No relvado e na vida uma má exibição

Afinal, no último Mundial da África do Sul havia um gato escondido com o rabo de fora. Cristiano Ronaldo, mal o Mundial acabou, trouxe ao Mundo a boa nova: tinha nascido há já 18 dias uma criança fadada para os mais altos voos. É certo que levará o seu tempo se quisermos pensar que essa criança poderá ser o Messias da nossa Selecção, mas é verdade que ao baptiza-la de Cristiano Ronaldo Júnior o craque do Real Madrid já sonha em vê-la a marcar golos decisivos, mesmo que não sejam tão caricatos e inúteis como o "golo de mochila" com que o pai estreou e se despediu deste Mundial em África.
Aqui está um caso em que os prognósticos só podem realmente ser feitos depois do jogo. Obrigado a manter o segredo deste rocambolesco nascimento, podemos agora dizer que as emoções da sua primeira paternidade seguramente terão abalado o rendimento do jogador, provavelmente com uma intensidade superior ao impacto emocional que poderá ter causado a presença da nova namorada numas farras em Las Vegas.
Ser pai é seguramente marcante para qualquer pessoa e por mais frio e racional que seja o temperamento de Ronaldo, ninguém acredita que ele tenha sido capaz de tanta insensibilidade que lhe permitisse manter a concentração indispensável nos dias que antecederam e se seguiram à notícia do nascimento do seu primeiro filho, ocorrida a muitos milhares de quilómetros sem a sua presença e até sem qualquer possibilidade de falar dele.

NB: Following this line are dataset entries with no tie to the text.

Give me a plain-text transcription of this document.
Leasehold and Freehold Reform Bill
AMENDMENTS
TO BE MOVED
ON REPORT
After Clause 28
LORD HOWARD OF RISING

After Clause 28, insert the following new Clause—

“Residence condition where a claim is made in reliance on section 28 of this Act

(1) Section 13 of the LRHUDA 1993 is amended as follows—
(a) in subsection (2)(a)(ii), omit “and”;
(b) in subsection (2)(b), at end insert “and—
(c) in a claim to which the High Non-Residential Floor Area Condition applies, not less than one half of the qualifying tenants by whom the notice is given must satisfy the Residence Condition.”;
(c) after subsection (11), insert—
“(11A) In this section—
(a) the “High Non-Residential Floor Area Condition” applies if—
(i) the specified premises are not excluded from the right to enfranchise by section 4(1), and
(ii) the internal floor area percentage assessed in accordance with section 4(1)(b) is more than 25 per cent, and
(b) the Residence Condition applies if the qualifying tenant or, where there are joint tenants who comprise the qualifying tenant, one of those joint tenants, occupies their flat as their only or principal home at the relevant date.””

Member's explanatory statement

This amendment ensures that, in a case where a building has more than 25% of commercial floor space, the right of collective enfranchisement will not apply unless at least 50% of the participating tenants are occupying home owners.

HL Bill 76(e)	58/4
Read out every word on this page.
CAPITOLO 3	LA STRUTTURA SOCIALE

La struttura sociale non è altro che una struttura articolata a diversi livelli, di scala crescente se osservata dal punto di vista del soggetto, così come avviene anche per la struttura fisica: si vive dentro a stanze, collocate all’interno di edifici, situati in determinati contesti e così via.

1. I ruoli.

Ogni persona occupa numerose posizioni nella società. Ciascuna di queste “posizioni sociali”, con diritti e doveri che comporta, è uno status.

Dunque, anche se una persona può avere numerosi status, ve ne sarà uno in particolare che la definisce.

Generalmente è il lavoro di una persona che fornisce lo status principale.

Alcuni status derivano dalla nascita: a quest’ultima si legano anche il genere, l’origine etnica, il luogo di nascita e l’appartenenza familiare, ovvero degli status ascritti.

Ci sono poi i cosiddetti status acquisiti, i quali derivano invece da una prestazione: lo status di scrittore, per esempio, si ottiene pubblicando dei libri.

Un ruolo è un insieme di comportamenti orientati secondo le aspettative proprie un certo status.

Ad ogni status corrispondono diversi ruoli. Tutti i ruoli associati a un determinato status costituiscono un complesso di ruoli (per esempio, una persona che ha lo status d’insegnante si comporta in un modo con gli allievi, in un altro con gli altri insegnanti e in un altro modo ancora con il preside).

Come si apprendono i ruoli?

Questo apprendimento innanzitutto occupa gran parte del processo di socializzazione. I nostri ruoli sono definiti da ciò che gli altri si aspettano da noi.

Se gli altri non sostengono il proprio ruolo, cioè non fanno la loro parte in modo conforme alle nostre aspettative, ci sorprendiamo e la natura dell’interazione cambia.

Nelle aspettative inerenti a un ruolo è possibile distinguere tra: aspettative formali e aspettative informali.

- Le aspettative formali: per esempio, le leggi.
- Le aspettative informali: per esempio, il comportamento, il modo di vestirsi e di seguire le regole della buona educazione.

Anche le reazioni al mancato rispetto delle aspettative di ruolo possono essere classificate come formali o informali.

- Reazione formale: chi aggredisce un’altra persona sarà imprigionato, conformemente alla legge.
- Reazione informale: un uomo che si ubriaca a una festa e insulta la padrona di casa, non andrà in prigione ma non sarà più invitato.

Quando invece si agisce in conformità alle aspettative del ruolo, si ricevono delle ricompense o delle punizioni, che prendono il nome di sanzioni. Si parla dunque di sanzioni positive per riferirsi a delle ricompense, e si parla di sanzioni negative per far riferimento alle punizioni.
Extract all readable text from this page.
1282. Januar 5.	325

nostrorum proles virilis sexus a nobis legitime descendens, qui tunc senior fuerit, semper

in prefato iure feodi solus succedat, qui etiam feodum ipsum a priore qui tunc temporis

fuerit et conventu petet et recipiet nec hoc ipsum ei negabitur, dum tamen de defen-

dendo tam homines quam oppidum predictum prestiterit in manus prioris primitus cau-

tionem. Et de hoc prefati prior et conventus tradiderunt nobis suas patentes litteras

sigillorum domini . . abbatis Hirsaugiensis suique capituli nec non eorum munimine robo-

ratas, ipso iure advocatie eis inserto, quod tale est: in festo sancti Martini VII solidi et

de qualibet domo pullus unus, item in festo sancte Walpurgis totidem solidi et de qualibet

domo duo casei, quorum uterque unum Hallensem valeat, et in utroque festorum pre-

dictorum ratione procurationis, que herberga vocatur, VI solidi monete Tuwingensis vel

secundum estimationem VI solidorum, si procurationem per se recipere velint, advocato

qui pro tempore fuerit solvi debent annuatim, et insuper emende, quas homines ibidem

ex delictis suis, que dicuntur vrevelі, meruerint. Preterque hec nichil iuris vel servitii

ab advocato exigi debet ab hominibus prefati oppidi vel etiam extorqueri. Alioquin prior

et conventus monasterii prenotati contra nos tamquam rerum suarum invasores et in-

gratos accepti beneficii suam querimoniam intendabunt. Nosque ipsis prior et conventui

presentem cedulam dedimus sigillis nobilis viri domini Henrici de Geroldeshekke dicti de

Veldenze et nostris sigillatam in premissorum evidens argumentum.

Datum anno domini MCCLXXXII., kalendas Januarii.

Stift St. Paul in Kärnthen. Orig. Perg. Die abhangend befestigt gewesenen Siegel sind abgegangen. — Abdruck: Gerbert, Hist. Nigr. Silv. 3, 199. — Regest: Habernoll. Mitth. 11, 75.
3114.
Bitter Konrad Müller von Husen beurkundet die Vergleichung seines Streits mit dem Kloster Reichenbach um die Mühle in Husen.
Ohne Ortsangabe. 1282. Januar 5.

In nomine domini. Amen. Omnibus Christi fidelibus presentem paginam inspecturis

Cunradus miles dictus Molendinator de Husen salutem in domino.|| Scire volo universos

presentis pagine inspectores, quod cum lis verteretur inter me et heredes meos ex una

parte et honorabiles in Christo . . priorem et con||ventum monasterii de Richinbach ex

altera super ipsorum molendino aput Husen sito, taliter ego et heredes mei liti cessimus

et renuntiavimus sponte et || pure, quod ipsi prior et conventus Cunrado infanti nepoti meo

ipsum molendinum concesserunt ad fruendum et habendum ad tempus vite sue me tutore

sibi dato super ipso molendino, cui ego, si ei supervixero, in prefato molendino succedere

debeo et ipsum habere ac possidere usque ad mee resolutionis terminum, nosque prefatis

Independentemente da influência que este Júnior possa ter tido no comportamento do capitão da Selecção Nacional, importa-me salientar os maus exemplos que se começam a multiplicar de figuras públicas de referência mundial. O exemplo de ser pai nas condições em que Ronaldo aparentemente foi poderão fazer mais pela disfunção da ideia de casal tradicional do que a própria aprovação do casamento gay ou a pretensão dos casais homossexuais poderem adoptar filhos nas mesmas condições que os casais heterossexuais. A ideia de que qualquer pessoa com dinheiro ou com fama pode "negociar" um filho que depois "gerirá" como um qualquer empresário gere a carreira de um futebolista, representa uma grave entorse aos princípios e valores geralmente associados à concepção e educação dos filhos.
Se for verdade que a mãe da criança, conhecida ou desconhecida do jogador, abdicou dos seus direitos em troca de dinheiro, é preciso ter coragem para dizer que a actuação de Cristiano Ronaldo, na linha do que já aconteceu na África do Sul, não foi uma exibição exemplar.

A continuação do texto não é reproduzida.